Clima e rischi per il territorio, via al progetto Life Sec Adapt

Clima e rischi per il territorio, via al progetto Life Sec Adapt

VIA AL PROGETTO LIFE SEC ADAPT, I COMUNI IN UN NETWORK EUROPEO PER AFFRONTARE I CAMBIAMENTI CLIMATICI

Oggi a Senigallia il meeting di lancio del progetto coordinato da Svim che coinvolge Ancona, Ascoli Piceno, Fabriano, Fermo, Jesi, Macerata, Offida, Pesaro, San Paolo di Jesi, Santa Maria Nuova, Senigallia e Urbino

 

 

Senigallia, 2015-12-14 – Dodici Comuni delle Marche lavoreranno in rete con partner europei in azioni concrete per prevenire i rischi ambientali e idrogeologici legati ai cambiamenti climatici. È quanto prevede il progetto Life Sec Adapt, coordinato da Svim – agenzia di sviluppo della Regione Marche, che ha avviato le attività con il meeting di lancio in programma oggi e domani alla Rotonda a mare di Senigallia (An).
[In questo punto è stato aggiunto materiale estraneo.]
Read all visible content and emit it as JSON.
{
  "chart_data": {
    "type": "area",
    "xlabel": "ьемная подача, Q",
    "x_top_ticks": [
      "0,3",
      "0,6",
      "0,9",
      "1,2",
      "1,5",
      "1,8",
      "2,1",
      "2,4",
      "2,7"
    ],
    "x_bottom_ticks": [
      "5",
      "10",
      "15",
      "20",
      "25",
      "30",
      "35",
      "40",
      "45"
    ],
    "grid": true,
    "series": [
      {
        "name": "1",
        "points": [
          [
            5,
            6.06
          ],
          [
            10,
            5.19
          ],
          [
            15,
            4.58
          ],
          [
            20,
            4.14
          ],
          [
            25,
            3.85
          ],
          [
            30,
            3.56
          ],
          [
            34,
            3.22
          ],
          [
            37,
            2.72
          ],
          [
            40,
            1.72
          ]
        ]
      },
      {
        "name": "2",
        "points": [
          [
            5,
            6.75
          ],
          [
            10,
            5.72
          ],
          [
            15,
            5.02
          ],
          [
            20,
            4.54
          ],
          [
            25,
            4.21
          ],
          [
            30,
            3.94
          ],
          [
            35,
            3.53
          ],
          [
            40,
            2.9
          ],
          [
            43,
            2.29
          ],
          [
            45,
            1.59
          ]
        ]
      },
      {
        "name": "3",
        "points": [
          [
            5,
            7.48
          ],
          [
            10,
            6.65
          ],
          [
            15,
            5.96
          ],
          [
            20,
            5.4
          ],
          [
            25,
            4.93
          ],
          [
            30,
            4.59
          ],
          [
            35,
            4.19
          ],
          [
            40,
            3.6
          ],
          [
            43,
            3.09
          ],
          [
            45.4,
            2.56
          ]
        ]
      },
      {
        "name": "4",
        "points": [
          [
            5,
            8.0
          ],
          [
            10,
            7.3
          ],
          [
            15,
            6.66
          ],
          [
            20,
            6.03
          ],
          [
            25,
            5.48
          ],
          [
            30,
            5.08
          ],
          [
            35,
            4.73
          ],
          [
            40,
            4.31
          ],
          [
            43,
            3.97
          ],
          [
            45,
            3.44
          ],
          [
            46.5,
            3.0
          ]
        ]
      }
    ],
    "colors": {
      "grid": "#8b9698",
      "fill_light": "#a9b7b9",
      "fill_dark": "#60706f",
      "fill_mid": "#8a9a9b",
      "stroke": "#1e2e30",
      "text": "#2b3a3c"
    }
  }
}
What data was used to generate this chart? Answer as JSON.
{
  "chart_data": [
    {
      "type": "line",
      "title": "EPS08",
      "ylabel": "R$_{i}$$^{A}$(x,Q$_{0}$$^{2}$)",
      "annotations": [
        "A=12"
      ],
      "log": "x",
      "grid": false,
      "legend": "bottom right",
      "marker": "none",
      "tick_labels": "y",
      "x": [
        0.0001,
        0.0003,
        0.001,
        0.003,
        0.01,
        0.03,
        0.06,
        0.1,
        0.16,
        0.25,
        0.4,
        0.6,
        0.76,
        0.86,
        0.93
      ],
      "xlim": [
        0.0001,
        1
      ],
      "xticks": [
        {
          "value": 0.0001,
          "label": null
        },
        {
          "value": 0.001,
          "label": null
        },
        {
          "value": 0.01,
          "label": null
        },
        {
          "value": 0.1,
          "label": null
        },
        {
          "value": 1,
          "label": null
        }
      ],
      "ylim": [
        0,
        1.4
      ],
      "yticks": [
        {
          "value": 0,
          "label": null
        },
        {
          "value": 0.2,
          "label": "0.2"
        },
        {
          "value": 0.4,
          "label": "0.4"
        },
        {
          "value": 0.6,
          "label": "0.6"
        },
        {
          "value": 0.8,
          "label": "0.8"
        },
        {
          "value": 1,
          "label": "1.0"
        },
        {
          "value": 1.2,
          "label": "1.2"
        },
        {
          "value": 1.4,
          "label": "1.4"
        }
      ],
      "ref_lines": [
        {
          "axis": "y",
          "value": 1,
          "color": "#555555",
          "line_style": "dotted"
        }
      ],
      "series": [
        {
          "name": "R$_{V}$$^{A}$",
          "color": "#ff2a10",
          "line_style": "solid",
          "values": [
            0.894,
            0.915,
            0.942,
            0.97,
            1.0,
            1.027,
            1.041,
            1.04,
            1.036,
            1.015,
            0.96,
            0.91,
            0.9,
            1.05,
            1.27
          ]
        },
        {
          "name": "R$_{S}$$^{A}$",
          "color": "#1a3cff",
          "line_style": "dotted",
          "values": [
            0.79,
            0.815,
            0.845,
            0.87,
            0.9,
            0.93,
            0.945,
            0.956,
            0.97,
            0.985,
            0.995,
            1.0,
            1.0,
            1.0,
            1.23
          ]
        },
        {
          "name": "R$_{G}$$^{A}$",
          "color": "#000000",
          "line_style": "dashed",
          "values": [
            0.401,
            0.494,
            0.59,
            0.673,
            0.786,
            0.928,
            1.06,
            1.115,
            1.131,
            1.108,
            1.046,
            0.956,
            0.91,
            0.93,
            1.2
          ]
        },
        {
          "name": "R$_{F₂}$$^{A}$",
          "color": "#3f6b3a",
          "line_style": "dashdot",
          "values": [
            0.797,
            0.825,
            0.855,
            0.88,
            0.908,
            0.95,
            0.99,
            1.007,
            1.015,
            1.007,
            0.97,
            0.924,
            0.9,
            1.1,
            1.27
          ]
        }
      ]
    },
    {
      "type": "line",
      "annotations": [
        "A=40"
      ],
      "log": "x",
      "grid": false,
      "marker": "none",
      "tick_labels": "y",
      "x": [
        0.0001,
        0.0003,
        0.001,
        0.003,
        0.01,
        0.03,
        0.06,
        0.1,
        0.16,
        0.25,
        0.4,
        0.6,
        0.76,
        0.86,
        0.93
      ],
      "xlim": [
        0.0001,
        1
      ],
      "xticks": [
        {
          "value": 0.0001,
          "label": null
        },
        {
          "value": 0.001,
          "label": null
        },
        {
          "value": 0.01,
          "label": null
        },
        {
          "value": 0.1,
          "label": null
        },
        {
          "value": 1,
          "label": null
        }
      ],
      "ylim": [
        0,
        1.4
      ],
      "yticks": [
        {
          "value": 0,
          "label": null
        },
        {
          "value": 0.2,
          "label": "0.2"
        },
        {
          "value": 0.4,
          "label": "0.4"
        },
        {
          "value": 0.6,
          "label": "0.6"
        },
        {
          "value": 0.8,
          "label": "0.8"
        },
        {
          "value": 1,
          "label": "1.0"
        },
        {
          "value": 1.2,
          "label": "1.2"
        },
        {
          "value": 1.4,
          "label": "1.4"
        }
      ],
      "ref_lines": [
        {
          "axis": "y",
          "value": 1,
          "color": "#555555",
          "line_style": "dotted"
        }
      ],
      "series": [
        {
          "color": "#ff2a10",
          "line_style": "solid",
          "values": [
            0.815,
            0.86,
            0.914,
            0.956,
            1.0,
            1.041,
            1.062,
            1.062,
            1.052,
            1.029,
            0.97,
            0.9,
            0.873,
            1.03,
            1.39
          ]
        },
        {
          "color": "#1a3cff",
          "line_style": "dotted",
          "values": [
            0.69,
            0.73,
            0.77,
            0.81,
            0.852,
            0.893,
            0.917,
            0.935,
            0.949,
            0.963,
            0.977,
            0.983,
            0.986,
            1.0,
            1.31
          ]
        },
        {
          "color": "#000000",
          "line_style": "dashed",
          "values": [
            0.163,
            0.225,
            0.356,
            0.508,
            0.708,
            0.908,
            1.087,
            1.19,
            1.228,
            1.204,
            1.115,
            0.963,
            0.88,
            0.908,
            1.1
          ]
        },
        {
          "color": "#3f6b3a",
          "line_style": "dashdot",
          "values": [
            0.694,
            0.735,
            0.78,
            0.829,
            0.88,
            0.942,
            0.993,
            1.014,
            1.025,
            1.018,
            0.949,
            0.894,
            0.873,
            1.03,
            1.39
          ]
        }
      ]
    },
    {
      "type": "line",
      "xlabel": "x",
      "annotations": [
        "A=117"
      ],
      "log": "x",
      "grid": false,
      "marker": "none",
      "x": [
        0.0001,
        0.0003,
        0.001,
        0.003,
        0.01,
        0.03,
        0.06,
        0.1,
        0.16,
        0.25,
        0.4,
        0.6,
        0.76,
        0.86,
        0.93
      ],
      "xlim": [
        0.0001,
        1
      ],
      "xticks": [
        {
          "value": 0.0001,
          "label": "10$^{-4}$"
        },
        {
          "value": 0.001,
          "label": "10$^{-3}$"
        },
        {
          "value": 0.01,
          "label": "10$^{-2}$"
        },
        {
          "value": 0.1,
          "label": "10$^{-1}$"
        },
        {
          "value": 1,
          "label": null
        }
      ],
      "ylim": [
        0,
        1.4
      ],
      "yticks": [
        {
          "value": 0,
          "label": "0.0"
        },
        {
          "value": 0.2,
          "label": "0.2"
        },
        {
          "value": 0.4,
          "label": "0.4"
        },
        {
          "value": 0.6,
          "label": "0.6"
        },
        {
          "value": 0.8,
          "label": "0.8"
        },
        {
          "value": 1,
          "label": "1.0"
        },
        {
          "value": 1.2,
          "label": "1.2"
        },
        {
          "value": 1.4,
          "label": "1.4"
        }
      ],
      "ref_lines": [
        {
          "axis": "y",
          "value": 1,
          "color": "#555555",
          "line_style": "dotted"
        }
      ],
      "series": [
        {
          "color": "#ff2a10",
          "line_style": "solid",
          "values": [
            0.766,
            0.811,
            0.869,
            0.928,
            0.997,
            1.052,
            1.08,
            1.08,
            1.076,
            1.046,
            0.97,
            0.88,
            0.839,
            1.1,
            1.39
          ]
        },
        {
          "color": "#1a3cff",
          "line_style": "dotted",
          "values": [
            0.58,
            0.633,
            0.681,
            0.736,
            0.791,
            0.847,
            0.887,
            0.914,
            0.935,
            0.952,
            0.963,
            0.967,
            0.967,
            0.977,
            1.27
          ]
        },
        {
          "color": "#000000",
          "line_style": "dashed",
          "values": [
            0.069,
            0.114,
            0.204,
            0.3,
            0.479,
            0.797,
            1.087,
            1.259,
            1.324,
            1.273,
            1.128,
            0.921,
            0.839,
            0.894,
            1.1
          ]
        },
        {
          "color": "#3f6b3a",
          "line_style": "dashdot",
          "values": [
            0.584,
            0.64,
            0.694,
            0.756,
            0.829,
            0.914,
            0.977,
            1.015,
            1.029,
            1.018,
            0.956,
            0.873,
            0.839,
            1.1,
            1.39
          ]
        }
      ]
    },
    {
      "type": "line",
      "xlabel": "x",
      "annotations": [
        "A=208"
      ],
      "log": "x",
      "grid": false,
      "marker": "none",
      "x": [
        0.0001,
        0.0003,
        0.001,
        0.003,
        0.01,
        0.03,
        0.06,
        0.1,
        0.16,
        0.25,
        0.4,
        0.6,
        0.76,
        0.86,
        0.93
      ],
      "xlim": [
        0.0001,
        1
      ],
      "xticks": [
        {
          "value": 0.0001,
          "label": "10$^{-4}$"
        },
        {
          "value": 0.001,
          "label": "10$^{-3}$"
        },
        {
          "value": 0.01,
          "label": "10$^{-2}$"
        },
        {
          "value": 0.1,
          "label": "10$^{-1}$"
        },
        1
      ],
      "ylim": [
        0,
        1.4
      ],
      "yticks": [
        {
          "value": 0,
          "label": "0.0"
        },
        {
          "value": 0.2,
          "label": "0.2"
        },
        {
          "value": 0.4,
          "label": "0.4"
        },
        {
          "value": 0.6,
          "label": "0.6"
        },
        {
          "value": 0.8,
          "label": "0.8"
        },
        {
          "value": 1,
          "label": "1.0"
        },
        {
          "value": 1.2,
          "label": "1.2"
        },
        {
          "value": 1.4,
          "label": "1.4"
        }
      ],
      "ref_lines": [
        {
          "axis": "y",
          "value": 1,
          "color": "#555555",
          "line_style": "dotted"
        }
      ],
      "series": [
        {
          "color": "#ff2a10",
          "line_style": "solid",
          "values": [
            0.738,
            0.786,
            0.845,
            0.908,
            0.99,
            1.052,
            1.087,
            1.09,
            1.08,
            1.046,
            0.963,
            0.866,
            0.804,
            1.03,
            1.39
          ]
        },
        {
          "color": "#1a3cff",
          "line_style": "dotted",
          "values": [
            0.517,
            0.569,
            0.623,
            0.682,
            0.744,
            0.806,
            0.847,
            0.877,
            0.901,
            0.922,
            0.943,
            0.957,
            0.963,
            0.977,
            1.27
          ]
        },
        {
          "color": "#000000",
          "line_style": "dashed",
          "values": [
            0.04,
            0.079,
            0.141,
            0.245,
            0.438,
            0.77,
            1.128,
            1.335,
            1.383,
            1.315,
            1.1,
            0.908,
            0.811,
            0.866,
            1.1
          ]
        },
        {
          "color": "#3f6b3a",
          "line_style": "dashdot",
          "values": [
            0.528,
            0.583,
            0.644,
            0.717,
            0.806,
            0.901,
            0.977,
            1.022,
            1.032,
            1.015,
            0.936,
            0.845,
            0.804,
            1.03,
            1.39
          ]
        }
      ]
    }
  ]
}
Il progetto, finanziato dalla Commissione Europea nell’ambito del programma Life 2014-2020, si avvale di un budget totale di oltre 3,2 milioni di euro e durerà fino a tutto il 2018; coinvolge 23 partner provenienti da Italia, Croazia, Spagna e Grecia e nelle Marche vede la partecipazione dei Comuni di Ancona, Ascoli Piceno, Fabriano, Fermo, Jesi, Macerata, Offida, Pesaro, San Paolo di Jesi, Santa Maria Nuova, Senigallia e Urbino. Gli aspetti più rilevanti legati ai cambiamenti climatici sono riconducibili all’aumento delle emissioni di CO2 e al rischio idrogeologico, che dall’erosione, alle frane fino ai fenomeni alluvionali interessa gran parte del territorio regionale. Il progetto si colloca nell’ambito della strategia messa in campo dalla Regione Marche per contrastare questi fenomeni: attraverso gli interventi previsti, i Comuni acquisiranno maggiore consapevolezza dei rischi e delle vulnerabilità dei territori e una conoscenza degli strumenti che si possono attivare per farne fronte; l’elaborazione di piani locali d’adattamento climatico offrirà alle Amministrazioni l’opportunità di integrare queste esigenze nelle strategie e nei piani esistenti.

 

La due giorni ha preso avvio con un seminario che ha fornito un quadro delle strategie per far fronte ai cambiamenti climatici, sia a livello internazionale che nelle declinazioni locali. Ha aperto i lavori il vice sindaco di Senigallia, Maurizio Memé, che richiamandosi all’alluvione del maggio 2014 ha parlato della necessità di “rivedere i modelli di sviluppo” e dell’importanza di questo progetto come “opportunità per attuare e condividere buone pratiche”. Il seminario ha consentito di richiamare l’importante accordo sul clima raggiunto alla Conferenza Onu di Parigi: come ha sottolineato Domenico Gaudioso dell’Istituto superiore per la protezione e la ricerca ambientale, oltre ad impegnare i Paesi in misure per contrastare il riscaldamento globale, l’accordo riconosce un importante ruolo alle città. Forte anche l’impegno dell’Unione Europea, illustrato da Laura Creazzo dell’Ufficio di coordinamento del Mayors Adapt (iniziativa Ue del Patto dei Sindaci sull’adattamento al clima) e Lorenzo Bono di Ambiente Italia: attraverso fondi strutturali e programma specifici come Horizon e Life, la Ue impiegherà oltre il 20% delle risorse programmate dal 2014 al 2020 per misure sul clima. Risorse che le Marche hanno saputo intercettare anche grazie al progetto ideato da Svim: come ha spiegato Lucia Catalani, dei 3,2 milioni del budget totale, 2 milioni ricadranno direttamente sul territorio regionale. Al seminario sono state inoltre illustrati alcuni casi dalle città partner, tra cui quello di Ancona che, come sottolineato l’assessore Fabio Fiorillo, ha acquisito una importante esperienza nel monitoraggio del territorio seguito alla grande frana che ha colpito il capoluogo marchigiano nel 1982.